I’d heard that agents would look more favorably on writers who show they are serious, including setting up a web page. Looking at other authors’ web pages, I realized their purpose is to promote the author’s books and writing careers. I had no fiction credits to my name. But decided to set up a website anyway. Around then, Black Cat Mystery Magazine announced it was looking for story submissions. In a fit of optimism, I submitted a story I’d written a dozen years previously but had mothballed. I thought that if they accepted it, I’d have something to feature on my website. And in March 2020, they did accept it!
Meanwhile, I sent queries to about twenty agents. A few asked to see my manuscript, but ultimately, they all rejected it. I figured the novel needed more work, so I paused my queries while rewriting it. A few months later, I tried again with a revised draft and another set of agents, but the result was similar: some expressed interest, but none offered to represent me.
During this time, I’d been exchanging manuscripts with other writers and absorbing their critiques. By my sixth draft, I concluded I needed a completely different ending, so I threw out the final 25% of the novel and wrote a new one.
In early 2021, I began my third round of queries. This time I decided not to limit my queries to agents but to also approach a layer of smaller publishers who were willing to consider un-agented submissions,
And I started to get some encouraging signs. The new agents were no more enthusiastic than those I’d approached in the earlier rounds. Still, several small publishers gave me detailed suggestions for improving the novel and said they’d be willing to take another look if I revised it. (At that point, I was already working on a seventh draft, based on input from a second professional editor.)
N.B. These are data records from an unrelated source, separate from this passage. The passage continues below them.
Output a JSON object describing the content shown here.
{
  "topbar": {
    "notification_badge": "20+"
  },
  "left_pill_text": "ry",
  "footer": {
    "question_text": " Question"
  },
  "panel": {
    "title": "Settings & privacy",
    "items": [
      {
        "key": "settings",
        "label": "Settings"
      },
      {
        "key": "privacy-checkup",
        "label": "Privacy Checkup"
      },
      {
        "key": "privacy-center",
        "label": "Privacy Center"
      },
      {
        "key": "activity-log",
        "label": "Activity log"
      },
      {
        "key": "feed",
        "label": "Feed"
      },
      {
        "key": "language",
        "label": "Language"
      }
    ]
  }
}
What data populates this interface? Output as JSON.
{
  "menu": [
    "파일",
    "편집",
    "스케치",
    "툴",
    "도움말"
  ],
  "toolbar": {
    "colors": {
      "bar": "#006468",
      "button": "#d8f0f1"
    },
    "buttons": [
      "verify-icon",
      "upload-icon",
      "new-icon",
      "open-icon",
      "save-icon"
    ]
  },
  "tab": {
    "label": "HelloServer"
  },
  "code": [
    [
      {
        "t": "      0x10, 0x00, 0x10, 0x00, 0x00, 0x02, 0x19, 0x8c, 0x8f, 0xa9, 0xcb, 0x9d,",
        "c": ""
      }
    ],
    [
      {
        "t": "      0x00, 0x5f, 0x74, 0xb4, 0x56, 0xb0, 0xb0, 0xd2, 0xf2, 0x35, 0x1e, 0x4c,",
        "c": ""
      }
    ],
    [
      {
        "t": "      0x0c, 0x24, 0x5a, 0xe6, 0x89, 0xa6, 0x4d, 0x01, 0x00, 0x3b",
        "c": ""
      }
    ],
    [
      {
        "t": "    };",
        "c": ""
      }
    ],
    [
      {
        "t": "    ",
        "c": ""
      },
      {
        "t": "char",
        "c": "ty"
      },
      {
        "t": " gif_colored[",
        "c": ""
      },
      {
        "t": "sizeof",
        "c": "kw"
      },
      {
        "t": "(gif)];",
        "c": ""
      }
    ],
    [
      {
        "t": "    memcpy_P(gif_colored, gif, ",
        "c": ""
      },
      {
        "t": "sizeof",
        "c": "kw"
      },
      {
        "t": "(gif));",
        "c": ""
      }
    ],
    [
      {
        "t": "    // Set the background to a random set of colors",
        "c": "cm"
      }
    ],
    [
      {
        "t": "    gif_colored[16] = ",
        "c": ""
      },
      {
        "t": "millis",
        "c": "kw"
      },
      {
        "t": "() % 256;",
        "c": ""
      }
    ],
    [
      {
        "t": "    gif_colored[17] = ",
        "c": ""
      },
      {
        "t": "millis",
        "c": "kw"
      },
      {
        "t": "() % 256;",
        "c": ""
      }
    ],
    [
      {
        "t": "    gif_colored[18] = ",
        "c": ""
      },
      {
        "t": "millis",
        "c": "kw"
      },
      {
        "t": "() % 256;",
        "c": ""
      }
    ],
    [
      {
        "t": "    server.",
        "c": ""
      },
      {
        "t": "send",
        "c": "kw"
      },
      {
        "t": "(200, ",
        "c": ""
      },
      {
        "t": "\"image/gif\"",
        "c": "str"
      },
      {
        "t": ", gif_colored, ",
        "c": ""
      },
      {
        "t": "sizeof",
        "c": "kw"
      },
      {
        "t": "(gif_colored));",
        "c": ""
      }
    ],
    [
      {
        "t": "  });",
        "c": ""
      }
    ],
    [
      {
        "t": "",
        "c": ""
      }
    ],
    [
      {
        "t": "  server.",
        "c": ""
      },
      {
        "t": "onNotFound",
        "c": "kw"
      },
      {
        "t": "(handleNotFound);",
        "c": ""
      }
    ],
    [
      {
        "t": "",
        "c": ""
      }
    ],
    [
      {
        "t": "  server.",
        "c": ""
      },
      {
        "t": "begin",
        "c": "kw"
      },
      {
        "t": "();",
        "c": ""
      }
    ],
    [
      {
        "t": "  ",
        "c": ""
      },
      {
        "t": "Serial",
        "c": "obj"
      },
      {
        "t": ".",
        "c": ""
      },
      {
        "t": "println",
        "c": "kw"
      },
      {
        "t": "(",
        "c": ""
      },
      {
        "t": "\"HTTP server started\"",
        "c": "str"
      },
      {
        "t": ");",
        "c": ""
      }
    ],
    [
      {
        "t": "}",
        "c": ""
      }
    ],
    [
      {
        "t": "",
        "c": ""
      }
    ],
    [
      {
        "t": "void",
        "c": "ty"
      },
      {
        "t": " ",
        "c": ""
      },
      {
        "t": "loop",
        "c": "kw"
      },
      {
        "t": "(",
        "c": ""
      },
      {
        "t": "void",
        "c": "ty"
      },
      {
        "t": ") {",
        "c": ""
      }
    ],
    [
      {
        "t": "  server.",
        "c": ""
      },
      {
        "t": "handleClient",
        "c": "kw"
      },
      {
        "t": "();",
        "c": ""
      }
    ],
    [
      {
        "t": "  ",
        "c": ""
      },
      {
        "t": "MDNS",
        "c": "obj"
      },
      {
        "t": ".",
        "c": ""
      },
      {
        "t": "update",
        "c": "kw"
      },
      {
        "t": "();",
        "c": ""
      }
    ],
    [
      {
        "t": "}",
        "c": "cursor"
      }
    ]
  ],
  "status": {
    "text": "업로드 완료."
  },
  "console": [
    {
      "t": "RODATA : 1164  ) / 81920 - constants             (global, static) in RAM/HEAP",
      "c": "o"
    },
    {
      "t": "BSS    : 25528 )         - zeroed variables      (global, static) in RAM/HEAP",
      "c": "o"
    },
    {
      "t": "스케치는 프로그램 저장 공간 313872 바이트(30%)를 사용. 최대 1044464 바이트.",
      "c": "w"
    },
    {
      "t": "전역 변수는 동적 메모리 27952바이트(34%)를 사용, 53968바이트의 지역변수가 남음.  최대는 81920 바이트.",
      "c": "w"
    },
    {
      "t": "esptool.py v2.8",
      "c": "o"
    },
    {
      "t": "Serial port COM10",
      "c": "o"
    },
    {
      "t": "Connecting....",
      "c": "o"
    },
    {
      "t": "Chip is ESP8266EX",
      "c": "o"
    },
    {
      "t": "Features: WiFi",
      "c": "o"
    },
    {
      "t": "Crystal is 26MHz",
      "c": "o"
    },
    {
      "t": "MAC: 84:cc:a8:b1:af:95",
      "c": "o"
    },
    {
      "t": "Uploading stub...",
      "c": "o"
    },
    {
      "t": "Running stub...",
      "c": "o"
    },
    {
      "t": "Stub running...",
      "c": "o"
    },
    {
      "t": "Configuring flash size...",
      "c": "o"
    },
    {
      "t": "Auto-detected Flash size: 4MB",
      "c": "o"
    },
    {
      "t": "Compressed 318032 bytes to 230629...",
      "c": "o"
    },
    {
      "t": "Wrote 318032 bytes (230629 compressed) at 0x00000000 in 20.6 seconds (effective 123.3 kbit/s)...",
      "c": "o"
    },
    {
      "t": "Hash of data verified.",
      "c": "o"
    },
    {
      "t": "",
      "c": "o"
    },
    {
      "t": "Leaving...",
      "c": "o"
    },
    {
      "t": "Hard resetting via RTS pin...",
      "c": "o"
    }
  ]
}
I also was selected as a finalist in the 2021 Daphne du Maurier contest for Excellence in Mystery/Suspense, in a division for unpublished authors—and I ended up placing second among the six finalists.
And—in a final breakthrough—in July 2021The Wild Rose Press offered me a contract for my novel, NOT YOUR CHILD.
At that point, I still didn’t know when issue #11 of Black Cat Mystery Magazine was going to be published; that was the one that would feature my short story. I joked that it was a race between BCMM and Wild Rose Press as to which of them would be the first to publish my fiction. As it turned out, BCMM won the race by a whisker: the issue came out in February 2022.
NOT YOUR CHILD was released two months later, on April 18, 2022— four and a half years after I decided to plunge into National Novel Writing Month. So much happened during that time, yet in another way, it seems like it’s been like the blink of an eye.
It’s been an amazing time for me, learning new skills and becoming part of a wonderful community of writers. I’m grateful for all the help and support I’ve received.
Now I hope readers will enjoy the novel. I hope they’ll love my characters and that they’ll be caught up in suspense as they turn the pages to see how the book ends.
Purchase links: https://books2read.com/notyourchild
Good luck with your debut, Joyce. I hope it’s going well. This is a great novel for your launch. I enjoyed reading it.
Joyce, I’m a sucker for Irish writers. Full disclosure: my husband is of Irish descent and has the gift of the Irish when it comes to writing to me and professing his love.
I’ll be sure to check out your novels. Thanks for all the juicy info about you and your journey.
Ah Valerie, I think by now everyone has a bit of Irish in them, we get around you know! Thanks for the nice comment,
See I told you Joyce, it would be great. You’ve got positive vibe reviews everywhere. Good luck my friend. (Can I call you that?)
Thank you DonnaRae! You’re the best,
Ireland has a long history of turning out fabulous writers so I’m wishing you the best of luck in continuing that tradition. It sounds like you’ll fit right in.
Thank you Michael! I appreciate your kind words,
Might have something to do with the host’s excellent direction!
Good morning, Joyce and George. Very good interview!